Amphibiencharakter der Seele

“Ich behaupte, daß das menschliche Mysterium unglaublich erniedrigt wird durch den wissenschaftlichen Reduktionismus mit seinem Anspruch, der promissorische Materialismus erkläre letztlich die ganze spirituelle Welt in Form von Mustern der neuronalen Aktivität. Diese Annahme muß als Aberglaube eingestuft werden… wir müssen erkennen, daß wir sowohl spirituelle Wesen mit Seelen sind, die in einer spirituellen Welt existieren, als auch materielle Wesen mit Körpern und Gehirnen, die in einer materiellen Welt leben.” (Sir John Eccles)

Dies ist wesenhaft neuplatonisch, denn nach Plotin ist die Seele nie ganz im Leib versunken, etwas von ihr residiert stets “oben” im Geistigen. Hierzu Klaus Kremer: “Die Göttlichkeit der Seele bleibt (im Neuplatonismus) trotz ihrer Verbindung mit dem Leib gewahrt.”
Und: “Daraus resultiert ihr Charakter, ‘gleichsam wie Amphibien’ in zwei Elementen zu leben, bald dort oben, bald hienieden. Der Seele kommt eine Mittelstellung im Reiche der Wirklichkeit zu, insofern sie, prinzipiell dem Göttlichen zugehörig, doch am untersten Rand des geistigen Reiches lebt und der sinnlichen Welt als ihr Grenznachbar etwas von ihrem Sein dargibt. Sie ist letzte Wesenheit der geistigen, die erste Wesenheit der sinnenhaften Welt.”
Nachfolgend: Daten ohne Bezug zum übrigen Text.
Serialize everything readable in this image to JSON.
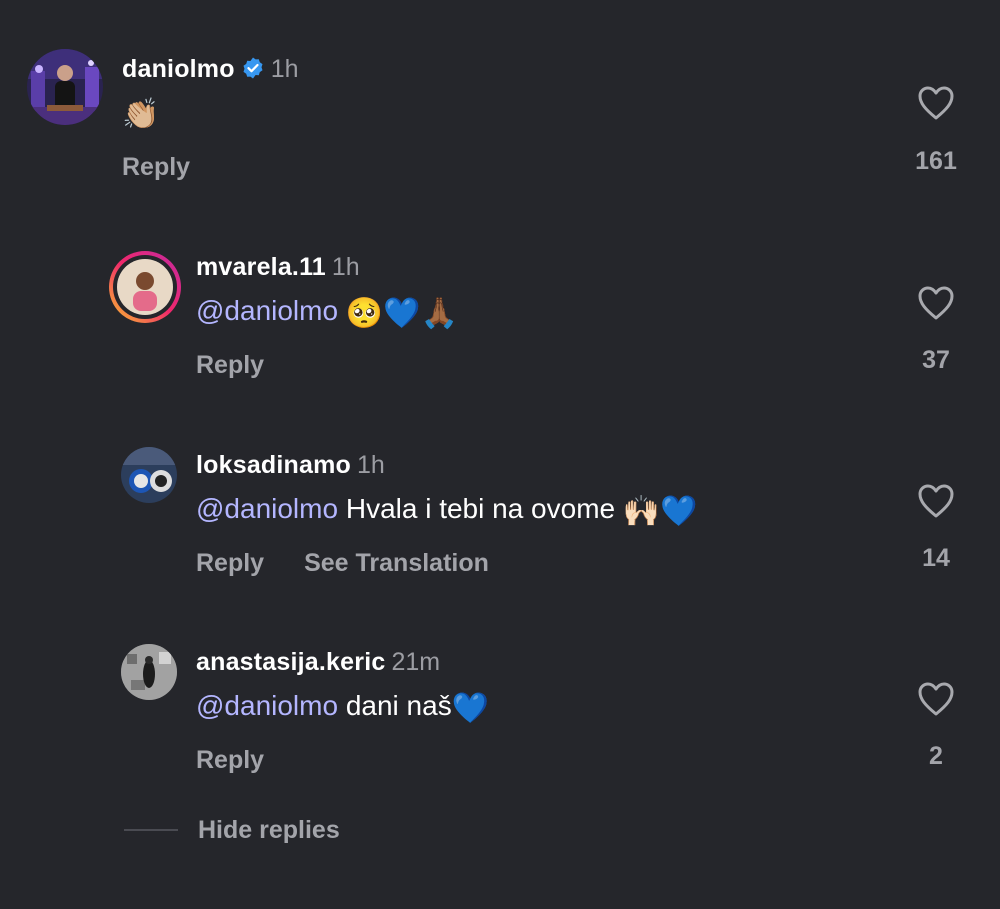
{
  "colors": {
    "background": "#25262b",
    "mention": "#b4b6ff",
    "secondary_text": "#a3a4aa",
    "verified_badge": "#3797f0"
  },
  "comments": [
    {
      "username": "daniolmo",
      "verified": true,
      "time": "1h",
      "mention": "",
      "text": "",
      "emoji": "👏🏼",
      "actions": [
        "Reply"
      ],
      "likes": "161"
    },
    {
      "username": "mvarela.11",
      "verified": false,
      "time": "1h",
      "mention": "@daniolmo",
      "text": "",
      "emoji": "🥺💙🙏🏾",
      "actions": [
        "Reply"
      ],
      "likes": "37"
    },
    {
      "username": "loksadinamo",
      "verified": false,
      "time": "1h",
      "mention": "@daniolmo",
      "text": "Hvala i tebi na ovome",
      "emoji": "🙌🏻💙",
      "actions": [
        "Reply",
        "See Translation"
      ],
      "likes": "14"
    },
    {
      "username": "anastasija.keric",
      "verified": false,
      "time": "21m",
      "mention": "@daniolmo",
      "text": "dani naš",
      "emoji": "💙",
      "actions": [
        "Reply"
      ],
      "likes": "2"
    }
  ],
  "hide_replies_label": "Hide replies",
  "icons": {
    "like": "heart-outline-icon",
    "verified": "verified-badge-icon"
  }
}
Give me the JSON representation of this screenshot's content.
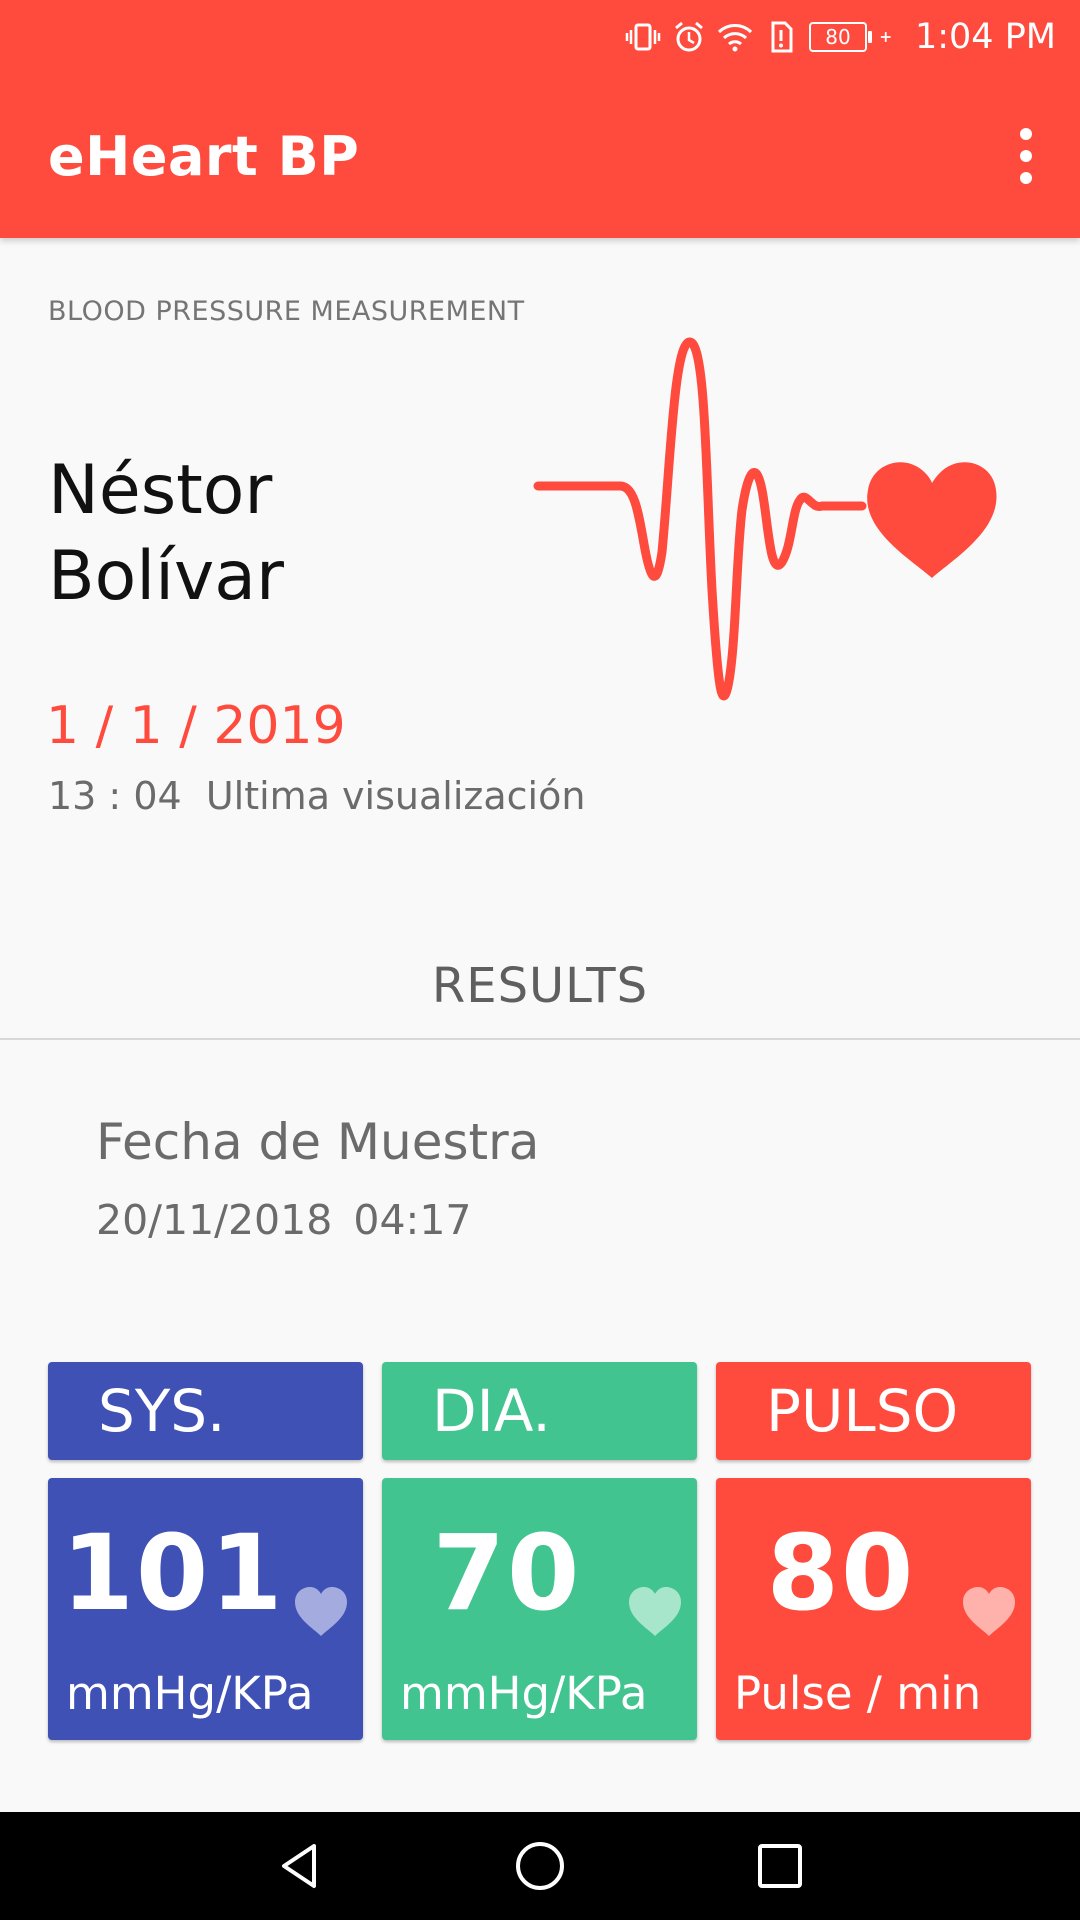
{
  "status_bar": {
    "battery_level": "80",
    "time": "1:04 PM",
    "icons": [
      "vibrate-icon",
      "alarm-icon",
      "wifi-icon",
      "sim-alert-icon",
      "battery-icon",
      "charging-plus-icon"
    ]
  },
  "app_bar": {
    "title": "eHeart BP",
    "menu_icon": "more-vert-icon"
  },
  "header": {
    "section_label": "BLOOD PRESSURE MEASUREMENT",
    "patient_first": "Néstor",
    "patient_last": "Bolívar",
    "date": "1 / 1 / 2019",
    "time": "13 : 04",
    "last_view_label": "Ultima visualización",
    "illustration": "ecg-heart-icon"
  },
  "results": {
    "title": "RESULTS",
    "sample_label": "Fecha de Muestra",
    "sample_date": "20/11/2018",
    "sample_time": "04:17"
  },
  "measurements": [
    {
      "label": "SYS.",
      "value": "101",
      "unit": "mmHg/KPa",
      "color": "#3f51b5",
      "heart_color": "#a4acdf"
    },
    {
      "label": "DIA.",
      "value": "70",
      "unit": "mmHg/KPa",
      "color": "#41c48f",
      "heart_color": "#a8e6cc"
    },
    {
      "label": "PULSO",
      "value": "80",
      "unit": "Pulse / min",
      "color": "#fe4b3e",
      "heart_color": "#ffb2ac"
    }
  ],
  "colors": {
    "primary": "#fe4b3e",
    "background": "#f9f9f9"
  },
  "nav_bar": {
    "icons": [
      "back-icon",
      "home-icon",
      "recents-icon"
    ]
  }
}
In dieser Mittlerrolle ist neben dem Ausdruck einer gewissen Verbindung oder Kontinuität der Hypostasen auch eine Aussage über die Vermeintlichkeit der essentiellen Verschiedenheit der Seinsbereiche hinzuzufügen. Die Darbietung geistiger Qualität in der körperhaften Manifestation – der an sich nur bildhaftes Sein zukommt – kann dabei als ein Werk der explikativen Kontemplation über die Möglichkeiten des Geistes erachtet werden. Um aber der überlegenen Überfülle des Geistes gerecht zu werden, proklamiere man (wie Giordano Bruno es beispielsweise tat) eine parallele Explikation in vielen (endlosen) Welten und Entwicklungsstadien. In diesem Zusammenhang sagt auch passend der Upanischad: “So bildet die anscheinend unendliche Vielheit nur eine vollkommene Einheit, und wer das erkannt hat, der ist bereits in seinem irdischen Dasein in das ‘Ich’ eingegangen.” (Johannes Hertel)
Und daher ist in der Imperfektion des Bildes, dem kaleidoskopartigen Bruch der Einheit auch zugleich ein Auftrag, ein Telos zur Überwindung mit ausgesprochen – in eigener Rückbesinnung sowie in der Verantwortung zur Gemahnung an diejenigen, die fern von diesem Verständnis sind. Dies impliziert ganz lebenspraktisch die stete Bewußtheit, daß ein Auseinanderfall in ein beziehungsloses Nebeneinander nur in defizienter Beobachtung erblickbar und somit auch haltbar ist. Hierin auch die moralische Implikation zum Guten als Bestimmung des (bzw. zum) Einen. Ziel hierbei ist, in sinnhafter, geisthaft gestifteter Beziehung über die evolutionäre Affirmation oder Steigerung von Zugehörigkeit (und so Verschiedenheit in Vielheit) zuletzt doch die Gattung(en), die Vielheit selbst und alle Welt in Bildhaftigkeit zu überwinden.